IBA chair and co-owner of BentSpoke Brewing, Richard Watkins, warned of the potential consequences of inaction too: "It is a very unhealthy situation for our industry at the moment. Beer tax has jumped by nearly eight percent in the past three to five years and local brewers can’t match the prices of overseas-owned producers.
"We're worried the cost of craft beer from a local Australian brewery that has employees in Australia, pays tax in Australia, will start to be out of reach for many Australian consumers."
It's not just brewing businesses and the taxpayer that are taking a hit either, with those supplying breweries with ingredients, support and services often losing out too.
One of the largest is Bintani, founded by Pete Meddings in 1995 and still operated by the Meddings family. Joint CEO Phil Meddings describes the impact of this run of administrations as “huge”, and also multifaceted.
He cites a combination of the ATO’s clamping down on the industry on the one hand with administrators seemingly "rolling out a template process and deed of company agreement, where paying just ten cents on the dollar is palatable” as a major cause for concern.
“I’m worried that the actual process of executing a DOCA is very, very quick and doesn’t necessarily give the best return for creditors,” Phil told The Crafty Pint.
“These businesses are going back to the existing owners for a nominal sum without an extensive process of courting the market.”
In the cases where Bintani have been among the creditors, they’ve experienced a range of circumstances. On one end of the scale, they and other suppliers have taken an additional hit after receiving increased orders mere days before a business enters administration; in other cases, the businesses in question have been up-to-date with the majority of payments and it’s the ATO, as he puts it, “forcing their hand”.
Whatever the detail and however long the creditor’s list, like Kylie, Phil believes there are no winners in this ongoing spate of administrations, with the ATO's seeming inflexibility when it comes to accepting payment plans – at least in some cases – meaning “they’re trashing the industry and trashing local, small businesses.”
When it comes to other creditors, there are impacts whether large or small.
“The impact on us as a supplier is just growing and growing,” Phil says. “We are one of the larger suppliers, which you might think provides insulation, but we’re not insulated from it, whether it’s holding stock for these producers or from not collecting our debts – they are both significant.”
One result is a need to alter terms offered to customers, whether they are up-to-date with their accounts or otherwise.
“We’re struggling to justify credit accounts,” he says. “We have to become more and more cautious across the board.”
Phil is keen to highlight the impact on other suppliers too.

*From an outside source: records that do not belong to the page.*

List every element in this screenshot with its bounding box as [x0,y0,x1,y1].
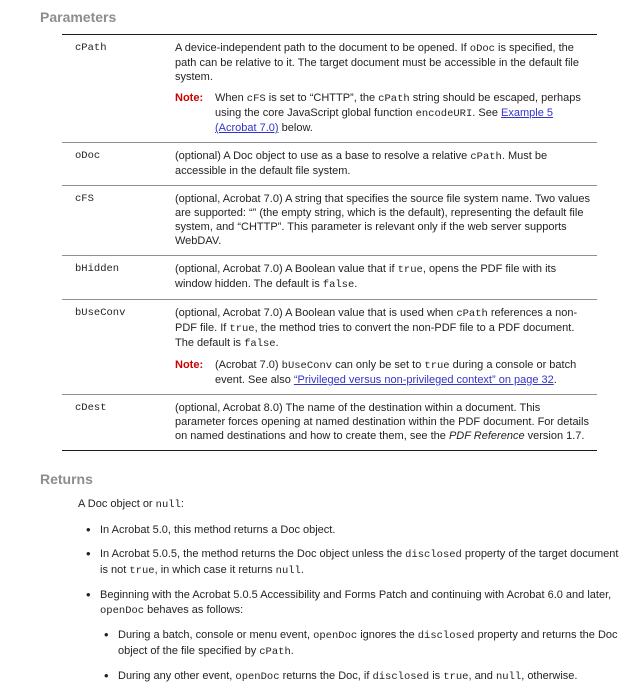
returns-intro: A Doc object or null: [78,498,184,511]
returns-bullet: • In Acrobat 5.0, this method returns a Doc object. [78,523,626,538]
parameter-row [62,395,597,451]
note-text: When cFS is set to “CHTTP”, the cPath string should be escaped, perhaps using the core JavaScript global function encodeURI. See Example 5 (Acrobat 7.0) below. [215,92,581,134]
parameter-description [175,300,597,395]
returns-bullet: • In Acrobat 5.0.5, the method returns the Doc object unless the disclosed property of the target document is not true, in which case it returns null. [78,547,626,579]
parameter-row [62,35,597,143]
note-block [175,358,593,387]
parameter-row [62,300,597,395]
note-label: Note: [175,359,204,371]
note-label: Note: [175,92,204,104]
doc-link[interactable]: “Privileged versus non-privileged context” on page 32 [293,374,554,386]
returns-heading: Returns [40,471,93,487]
parameter-description-text: (optional, Acrobat 7.0) A Boolean value that if true, opens the PDF file with its window hidden. The default is false. [175,263,557,291]
code-text: openDoc [313,630,358,642]
code-text: null [275,565,301,577]
code-text: cPath [456,308,488,320]
code-text: cPath [259,646,291,658]
code-text: openDoc [100,605,145,617]
parameter-name: cDest [75,402,107,414]
code-text: true [443,671,469,683]
parameter-name: oDoc [75,150,101,162]
code-text: disclosed [372,671,430,683]
parameter-row [62,143,597,186]
parameter-description-text: A device-independent path to the document to be opened. If oDoc is specified, the path can be relative to it. The target document must be accessible in the default file system. [175,42,579,83]
code-text: false [244,338,276,350]
code-text: cPath [470,151,502,163]
parameter-description-text: (optional) A Doc object to use as a base to resolve a relative cPath. Must be accessible in the default file system. [175,150,548,177]
parameter-row [62,186,597,256]
parameter-description-text: (optional, Acrobat 8.0) The name of the destination within a document. This parameter forces opening at named destination within the PDF document. For details on named destinations and how to create them, see the PDF Reference version 1.7. [175,402,589,442]
parameters-heading: Parameters [40,9,117,25]
note-text: (Acrobat 7.0) bUseConv can only be set to true during a console or batch event. See also “Privileged versus non-privileged context” on page 32. [215,359,577,386]
parameter-name: bHidden [75,263,120,275]
code-text: true [129,565,155,577]
parameter-name: cFS [75,193,94,205]
code-text: true [397,264,423,276]
code-text: oDoc [469,43,495,55]
code-text: disclosed [405,549,462,561]
parameters-table-body [62,35,597,451]
parameter-description-text: (optional, Acrobat 7.0) A Boolean value that is used when cPath references a non-PDF file. If true, the method tries to convert the non-PDF file to a PDF document. The default is false. [175,307,578,350]
parameter-name: cPath [75,42,107,54]
parameter-row [62,256,597,300]
returns-bullet: • Beginning with the Acrobat 5.0.5 Accessibility and Forms Patch and continuing with Acrobat 6.0 and later, openDoc behaves as follows: • During a batch, console or menu event, openDoc ignores the disclosed property and returns the Doc object of the file specified by cPath. • During any other event, openDoc returns the Doc, if disclosed is true, and null, otherwise. [78,588,626,685]
parameter-name: bUseConv [75,307,126,319]
code-text: null [495,671,522,683]
returns-sub-bullet: • During any other event, openDoc returns the Doc, if disclosed is true, and null, otherwise. [100,669,626,685]
parameter-description-text: (optional, Acrobat 7.0) A string that specifies the source file system name. Two values are supported: “” (the empty string, which is the default), representing the default file system, and “CHTTP”. This parameter is relevant only if the web server supports WebDAV. [175,193,590,247]
code-text: cPath [378,93,410,105]
parameter-description [175,186,597,256]
italic-text: PDF Reference [448,430,525,442]
code-text: null [155,499,181,511]
returns-bullet-list [78,523,626,685]
parameter-description [175,256,597,300]
code-text: cFS [246,93,266,105]
parameter-description [175,35,597,143]
code-text: false [322,279,355,291]
doc-link[interactable]: Example 5 (Acrobat 7.0) [215,107,554,134]
code-text: true [424,360,450,372]
code-text: openDoc [235,671,280,683]
code-text: true [229,323,255,335]
returns-sub-bullet: • During a batch, console or menu event, openDoc ignores the disclosed property and returns the Doc object of the file specified by cPath. [100,628,626,660]
parameters-table [62,34,597,451]
parameter-description [175,395,597,451]
code-text: disclosed [417,630,475,642]
parameter-description [175,143,597,186]
code-text: bUseConv [281,360,333,372]
note-block [175,91,593,135]
code-text: encodeURI [415,108,473,120]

“The smaller tradespeople or the fruit and veg suppliers – they’re all local business, so when they lose one or three of five thousand dollars it might not sound like much, but it could be a week or a month’s wages for someone. So the local community gets hurt.”
As for the events of the past few years that have brought the beer world to this point, he says: “There’s no doubt the industry has copped significant headwinds – it’s unprecedented.”
With growth grinding to a halt so quickly over the past couple of years in the economic downturn, he believes businesses require time to adjust to the current reality, not least as many had been planning and spending for growth – and that the ATO should be willing to allow them more time too.
“We see a real resilience in demand and in breweries,” Phil says. “Things aren’t flying like they were but there’s still demand. That’s why I think working with [breweries] will get a better outcome for the business and the industry.”